Hmm… I had indeed forgotten some of those details of your reasoning—it’s mostly stuff that I read several years ago and my memories of it have faded with time.
In suggesting 0BSD, I am indeed talking on legal grounds. For Unlicense, the only part of it that would seem to be any kind of “statement” is its name, which… well, you know my opinion of the misbegotten name. I feel like there must surely be some better way of making that statement (which I agree with!), but I don’t know what.

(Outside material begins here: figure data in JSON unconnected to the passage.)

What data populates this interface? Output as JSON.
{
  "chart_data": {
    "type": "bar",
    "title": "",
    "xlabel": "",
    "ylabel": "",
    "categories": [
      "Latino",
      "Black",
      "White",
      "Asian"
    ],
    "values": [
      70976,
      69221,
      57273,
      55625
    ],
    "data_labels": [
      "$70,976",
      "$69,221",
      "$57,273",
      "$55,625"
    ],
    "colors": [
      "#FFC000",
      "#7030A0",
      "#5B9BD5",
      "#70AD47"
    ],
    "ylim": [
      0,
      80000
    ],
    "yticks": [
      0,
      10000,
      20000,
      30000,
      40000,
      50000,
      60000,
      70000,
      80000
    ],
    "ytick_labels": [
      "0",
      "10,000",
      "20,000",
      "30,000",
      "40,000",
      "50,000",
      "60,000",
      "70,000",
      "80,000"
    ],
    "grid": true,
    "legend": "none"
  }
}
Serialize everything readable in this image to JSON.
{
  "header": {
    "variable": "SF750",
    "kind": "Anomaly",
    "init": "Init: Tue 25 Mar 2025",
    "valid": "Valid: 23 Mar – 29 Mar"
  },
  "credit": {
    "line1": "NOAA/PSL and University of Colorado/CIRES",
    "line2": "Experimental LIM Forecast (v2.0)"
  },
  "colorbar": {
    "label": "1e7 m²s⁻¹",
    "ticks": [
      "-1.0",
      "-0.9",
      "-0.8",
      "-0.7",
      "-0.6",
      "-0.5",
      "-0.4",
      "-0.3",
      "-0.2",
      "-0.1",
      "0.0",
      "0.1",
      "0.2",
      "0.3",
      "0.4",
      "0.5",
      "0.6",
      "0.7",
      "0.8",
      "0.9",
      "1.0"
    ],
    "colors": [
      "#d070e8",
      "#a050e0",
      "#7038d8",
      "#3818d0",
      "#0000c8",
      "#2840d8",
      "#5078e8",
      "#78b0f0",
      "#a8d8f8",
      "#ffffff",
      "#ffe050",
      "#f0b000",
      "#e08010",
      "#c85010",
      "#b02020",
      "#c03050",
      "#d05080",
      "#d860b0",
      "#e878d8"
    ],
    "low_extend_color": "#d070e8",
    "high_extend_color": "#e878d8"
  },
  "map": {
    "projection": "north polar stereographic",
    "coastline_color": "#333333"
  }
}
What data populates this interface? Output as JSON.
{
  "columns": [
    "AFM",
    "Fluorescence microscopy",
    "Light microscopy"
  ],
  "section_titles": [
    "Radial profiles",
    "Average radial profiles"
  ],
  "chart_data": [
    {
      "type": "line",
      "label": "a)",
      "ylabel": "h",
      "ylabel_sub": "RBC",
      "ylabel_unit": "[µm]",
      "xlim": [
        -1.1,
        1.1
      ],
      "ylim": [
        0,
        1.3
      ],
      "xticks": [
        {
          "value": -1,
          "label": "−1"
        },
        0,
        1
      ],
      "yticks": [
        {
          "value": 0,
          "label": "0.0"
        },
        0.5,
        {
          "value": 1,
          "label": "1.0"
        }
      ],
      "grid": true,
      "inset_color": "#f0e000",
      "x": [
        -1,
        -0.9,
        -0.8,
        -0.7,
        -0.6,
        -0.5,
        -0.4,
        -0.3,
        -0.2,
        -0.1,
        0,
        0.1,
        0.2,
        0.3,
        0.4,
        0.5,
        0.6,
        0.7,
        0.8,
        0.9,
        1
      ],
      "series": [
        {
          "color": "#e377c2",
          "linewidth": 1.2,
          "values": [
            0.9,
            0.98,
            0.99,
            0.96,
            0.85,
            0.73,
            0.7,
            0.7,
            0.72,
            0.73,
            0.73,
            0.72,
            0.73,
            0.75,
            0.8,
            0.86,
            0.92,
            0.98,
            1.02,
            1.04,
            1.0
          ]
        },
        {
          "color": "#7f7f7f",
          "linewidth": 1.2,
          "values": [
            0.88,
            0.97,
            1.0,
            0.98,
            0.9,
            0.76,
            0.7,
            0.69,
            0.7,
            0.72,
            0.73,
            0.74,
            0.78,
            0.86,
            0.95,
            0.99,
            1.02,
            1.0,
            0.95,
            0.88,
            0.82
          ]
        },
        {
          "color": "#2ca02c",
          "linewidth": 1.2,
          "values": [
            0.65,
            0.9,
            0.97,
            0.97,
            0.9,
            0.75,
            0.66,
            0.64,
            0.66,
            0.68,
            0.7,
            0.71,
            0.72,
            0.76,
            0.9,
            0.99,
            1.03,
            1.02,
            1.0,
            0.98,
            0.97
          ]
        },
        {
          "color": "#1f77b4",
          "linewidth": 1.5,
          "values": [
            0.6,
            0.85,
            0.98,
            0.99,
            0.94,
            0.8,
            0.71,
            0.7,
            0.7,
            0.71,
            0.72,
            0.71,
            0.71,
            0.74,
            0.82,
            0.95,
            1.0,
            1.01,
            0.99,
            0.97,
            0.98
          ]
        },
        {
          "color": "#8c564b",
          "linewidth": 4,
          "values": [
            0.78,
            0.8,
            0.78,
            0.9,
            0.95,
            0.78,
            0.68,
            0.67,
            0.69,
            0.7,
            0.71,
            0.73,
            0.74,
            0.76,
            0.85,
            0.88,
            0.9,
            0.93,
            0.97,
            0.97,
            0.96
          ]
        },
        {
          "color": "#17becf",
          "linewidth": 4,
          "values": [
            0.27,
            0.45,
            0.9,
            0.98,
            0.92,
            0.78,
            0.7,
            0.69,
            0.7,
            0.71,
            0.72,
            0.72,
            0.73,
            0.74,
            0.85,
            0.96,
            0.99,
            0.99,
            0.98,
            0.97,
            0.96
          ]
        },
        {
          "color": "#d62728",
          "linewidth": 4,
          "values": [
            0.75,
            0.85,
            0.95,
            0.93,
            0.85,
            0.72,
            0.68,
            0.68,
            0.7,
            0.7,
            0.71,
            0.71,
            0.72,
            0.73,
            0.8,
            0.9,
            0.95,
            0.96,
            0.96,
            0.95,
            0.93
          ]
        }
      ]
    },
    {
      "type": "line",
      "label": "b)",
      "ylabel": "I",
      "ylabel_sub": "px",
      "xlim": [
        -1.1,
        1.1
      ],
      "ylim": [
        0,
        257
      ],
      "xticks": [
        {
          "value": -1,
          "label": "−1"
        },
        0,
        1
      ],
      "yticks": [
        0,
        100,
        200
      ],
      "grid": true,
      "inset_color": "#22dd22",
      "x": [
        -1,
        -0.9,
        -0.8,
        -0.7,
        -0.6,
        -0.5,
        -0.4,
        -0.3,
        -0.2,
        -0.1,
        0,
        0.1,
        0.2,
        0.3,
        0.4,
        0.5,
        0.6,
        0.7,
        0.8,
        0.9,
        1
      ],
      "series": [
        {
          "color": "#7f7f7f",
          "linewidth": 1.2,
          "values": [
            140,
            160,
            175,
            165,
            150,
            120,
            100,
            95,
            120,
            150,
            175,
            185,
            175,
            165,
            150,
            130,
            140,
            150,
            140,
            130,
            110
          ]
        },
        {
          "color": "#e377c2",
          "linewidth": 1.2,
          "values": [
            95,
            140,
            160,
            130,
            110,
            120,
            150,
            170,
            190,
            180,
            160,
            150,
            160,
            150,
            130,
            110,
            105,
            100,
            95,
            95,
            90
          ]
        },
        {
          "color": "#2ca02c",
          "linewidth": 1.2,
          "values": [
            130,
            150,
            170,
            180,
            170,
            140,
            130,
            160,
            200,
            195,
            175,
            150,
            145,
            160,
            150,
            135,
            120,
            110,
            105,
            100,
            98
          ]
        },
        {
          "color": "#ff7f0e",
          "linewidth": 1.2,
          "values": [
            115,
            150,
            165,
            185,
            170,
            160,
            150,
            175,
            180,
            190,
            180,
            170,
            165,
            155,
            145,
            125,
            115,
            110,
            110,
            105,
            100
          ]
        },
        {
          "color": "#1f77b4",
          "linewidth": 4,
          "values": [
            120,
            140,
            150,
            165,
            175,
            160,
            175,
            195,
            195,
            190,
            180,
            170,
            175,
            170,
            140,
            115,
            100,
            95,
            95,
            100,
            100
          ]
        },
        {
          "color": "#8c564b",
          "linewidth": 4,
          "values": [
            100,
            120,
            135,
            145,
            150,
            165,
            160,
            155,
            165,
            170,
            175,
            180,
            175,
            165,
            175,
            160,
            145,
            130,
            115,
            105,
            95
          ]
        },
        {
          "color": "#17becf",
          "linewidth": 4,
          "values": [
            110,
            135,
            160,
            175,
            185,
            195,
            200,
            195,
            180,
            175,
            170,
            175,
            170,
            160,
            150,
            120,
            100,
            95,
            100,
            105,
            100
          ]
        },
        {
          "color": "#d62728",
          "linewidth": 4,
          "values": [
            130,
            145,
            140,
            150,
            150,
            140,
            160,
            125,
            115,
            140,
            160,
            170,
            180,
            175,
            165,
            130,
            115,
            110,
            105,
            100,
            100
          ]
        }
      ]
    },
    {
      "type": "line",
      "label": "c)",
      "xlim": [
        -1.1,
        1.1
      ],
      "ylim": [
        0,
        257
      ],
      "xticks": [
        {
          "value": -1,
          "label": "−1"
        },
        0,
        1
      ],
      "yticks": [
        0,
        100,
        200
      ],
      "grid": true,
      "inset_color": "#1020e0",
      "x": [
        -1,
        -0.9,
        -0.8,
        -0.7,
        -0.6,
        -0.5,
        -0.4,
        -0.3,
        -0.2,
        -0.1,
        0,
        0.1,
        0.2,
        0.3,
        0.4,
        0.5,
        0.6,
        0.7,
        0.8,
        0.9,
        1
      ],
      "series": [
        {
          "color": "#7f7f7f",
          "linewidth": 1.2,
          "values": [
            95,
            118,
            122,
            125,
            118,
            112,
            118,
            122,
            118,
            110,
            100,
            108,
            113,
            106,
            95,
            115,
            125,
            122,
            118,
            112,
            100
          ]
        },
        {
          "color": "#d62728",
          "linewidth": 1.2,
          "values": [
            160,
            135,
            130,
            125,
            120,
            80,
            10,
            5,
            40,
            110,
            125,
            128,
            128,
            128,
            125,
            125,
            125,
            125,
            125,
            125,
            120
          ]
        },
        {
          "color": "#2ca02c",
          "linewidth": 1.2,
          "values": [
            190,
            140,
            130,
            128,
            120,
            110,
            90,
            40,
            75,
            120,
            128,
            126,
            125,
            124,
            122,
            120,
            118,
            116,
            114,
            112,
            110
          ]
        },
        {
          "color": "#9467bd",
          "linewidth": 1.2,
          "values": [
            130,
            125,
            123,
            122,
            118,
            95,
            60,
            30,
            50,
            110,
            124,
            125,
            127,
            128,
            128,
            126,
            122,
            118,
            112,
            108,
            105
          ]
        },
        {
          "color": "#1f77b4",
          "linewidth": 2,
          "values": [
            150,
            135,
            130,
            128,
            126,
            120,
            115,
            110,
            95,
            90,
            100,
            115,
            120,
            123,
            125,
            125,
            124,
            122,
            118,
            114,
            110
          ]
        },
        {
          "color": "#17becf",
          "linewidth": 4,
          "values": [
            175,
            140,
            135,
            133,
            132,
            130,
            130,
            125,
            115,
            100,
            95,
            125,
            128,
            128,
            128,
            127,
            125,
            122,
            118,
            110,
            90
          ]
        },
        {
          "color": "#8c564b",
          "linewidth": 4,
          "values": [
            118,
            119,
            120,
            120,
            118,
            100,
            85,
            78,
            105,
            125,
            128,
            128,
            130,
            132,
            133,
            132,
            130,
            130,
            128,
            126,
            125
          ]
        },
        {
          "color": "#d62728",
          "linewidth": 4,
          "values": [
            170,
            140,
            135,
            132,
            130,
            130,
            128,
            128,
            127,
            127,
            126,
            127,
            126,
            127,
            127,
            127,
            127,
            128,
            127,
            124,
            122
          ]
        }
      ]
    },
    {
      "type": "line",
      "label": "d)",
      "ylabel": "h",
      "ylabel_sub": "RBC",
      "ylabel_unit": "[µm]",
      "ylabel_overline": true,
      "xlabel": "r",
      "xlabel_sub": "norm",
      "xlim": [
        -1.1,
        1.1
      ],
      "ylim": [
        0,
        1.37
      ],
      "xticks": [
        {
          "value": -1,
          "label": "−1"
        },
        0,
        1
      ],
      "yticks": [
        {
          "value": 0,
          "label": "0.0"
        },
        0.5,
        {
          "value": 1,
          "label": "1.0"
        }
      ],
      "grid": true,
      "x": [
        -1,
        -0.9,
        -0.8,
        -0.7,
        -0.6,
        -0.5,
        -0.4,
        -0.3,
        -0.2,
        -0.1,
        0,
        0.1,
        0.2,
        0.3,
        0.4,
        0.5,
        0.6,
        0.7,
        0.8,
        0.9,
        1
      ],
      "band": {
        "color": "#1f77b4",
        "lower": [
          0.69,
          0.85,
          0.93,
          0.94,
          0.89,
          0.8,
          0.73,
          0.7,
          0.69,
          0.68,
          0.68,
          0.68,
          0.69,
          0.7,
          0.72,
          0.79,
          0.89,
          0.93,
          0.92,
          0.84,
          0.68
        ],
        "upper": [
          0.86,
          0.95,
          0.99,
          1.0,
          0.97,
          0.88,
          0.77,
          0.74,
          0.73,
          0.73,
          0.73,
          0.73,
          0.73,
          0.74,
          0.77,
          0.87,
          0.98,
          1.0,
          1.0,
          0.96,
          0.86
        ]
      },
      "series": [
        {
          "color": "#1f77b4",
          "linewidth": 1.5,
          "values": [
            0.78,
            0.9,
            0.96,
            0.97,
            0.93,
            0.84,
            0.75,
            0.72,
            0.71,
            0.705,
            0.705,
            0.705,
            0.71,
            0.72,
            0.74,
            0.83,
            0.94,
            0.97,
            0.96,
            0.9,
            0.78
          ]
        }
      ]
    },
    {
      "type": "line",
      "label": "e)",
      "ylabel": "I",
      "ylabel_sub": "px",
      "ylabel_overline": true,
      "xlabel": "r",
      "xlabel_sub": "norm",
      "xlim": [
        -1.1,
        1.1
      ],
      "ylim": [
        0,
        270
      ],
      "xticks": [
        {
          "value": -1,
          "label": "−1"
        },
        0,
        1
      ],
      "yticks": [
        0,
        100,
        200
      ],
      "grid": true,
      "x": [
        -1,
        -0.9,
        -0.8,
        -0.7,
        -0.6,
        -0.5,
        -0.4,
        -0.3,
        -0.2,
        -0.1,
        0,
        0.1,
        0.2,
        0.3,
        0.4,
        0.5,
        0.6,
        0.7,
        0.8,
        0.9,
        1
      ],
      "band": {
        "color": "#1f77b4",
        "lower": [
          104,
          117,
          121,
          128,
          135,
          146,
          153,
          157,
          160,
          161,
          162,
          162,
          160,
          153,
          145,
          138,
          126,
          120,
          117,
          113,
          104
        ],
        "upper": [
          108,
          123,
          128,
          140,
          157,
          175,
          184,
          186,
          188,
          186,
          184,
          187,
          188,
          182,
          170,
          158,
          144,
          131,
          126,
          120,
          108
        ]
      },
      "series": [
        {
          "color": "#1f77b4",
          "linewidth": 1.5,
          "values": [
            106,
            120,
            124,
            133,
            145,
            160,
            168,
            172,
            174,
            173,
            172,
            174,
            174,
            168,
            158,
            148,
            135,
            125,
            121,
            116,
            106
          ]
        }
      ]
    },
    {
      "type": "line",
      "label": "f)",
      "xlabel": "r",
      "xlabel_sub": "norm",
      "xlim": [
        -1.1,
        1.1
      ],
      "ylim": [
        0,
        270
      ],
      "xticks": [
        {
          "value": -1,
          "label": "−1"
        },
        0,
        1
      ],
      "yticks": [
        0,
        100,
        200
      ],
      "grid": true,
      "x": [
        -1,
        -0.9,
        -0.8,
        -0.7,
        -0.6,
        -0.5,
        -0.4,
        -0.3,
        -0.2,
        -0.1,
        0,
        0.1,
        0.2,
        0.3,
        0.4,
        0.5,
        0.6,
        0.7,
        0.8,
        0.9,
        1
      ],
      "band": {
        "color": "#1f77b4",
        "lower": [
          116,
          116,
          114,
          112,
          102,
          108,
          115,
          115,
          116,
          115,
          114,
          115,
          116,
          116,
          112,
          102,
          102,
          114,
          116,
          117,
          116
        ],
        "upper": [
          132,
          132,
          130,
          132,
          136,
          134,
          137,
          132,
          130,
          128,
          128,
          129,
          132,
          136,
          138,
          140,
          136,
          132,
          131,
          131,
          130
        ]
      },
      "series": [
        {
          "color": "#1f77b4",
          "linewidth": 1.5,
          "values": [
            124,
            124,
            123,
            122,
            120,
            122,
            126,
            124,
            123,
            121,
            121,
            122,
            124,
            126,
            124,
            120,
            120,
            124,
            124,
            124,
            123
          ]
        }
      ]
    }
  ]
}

(I’ve been having fun using BlueOak-1.0.0, which is generally superior to the likes of MIT and Apache-2.0, and have been rather tempted to release things under only that license, and tough luck to anyone that cares about OSI approval, as BlueOak-1.0.0 is not OSI-approved largely because the authors are unimpressed with OSI process after having been involved with it for years in the past, but so far I’ve been doing silly things like trial-licensing BlueOak-1.0.0/MIT/Apache-2.0 to satisfy people’s sensibilities. I’ve also been wondering if I should just throw in the towel and go 0BSD, not like I care about the attribution anyway, or would ever pursue any license violation of any form for reasons of conscience. I had thought of going CC0-1.0 or similar, but legal limitations of PDD versus licenses decided me against it when I was mulling it over. Pity public domain dedication is so hard to do properly and so surprisingly limited in scope.)
=> https://Unlicense.org
It’s what I use for a public-domain-equivalent.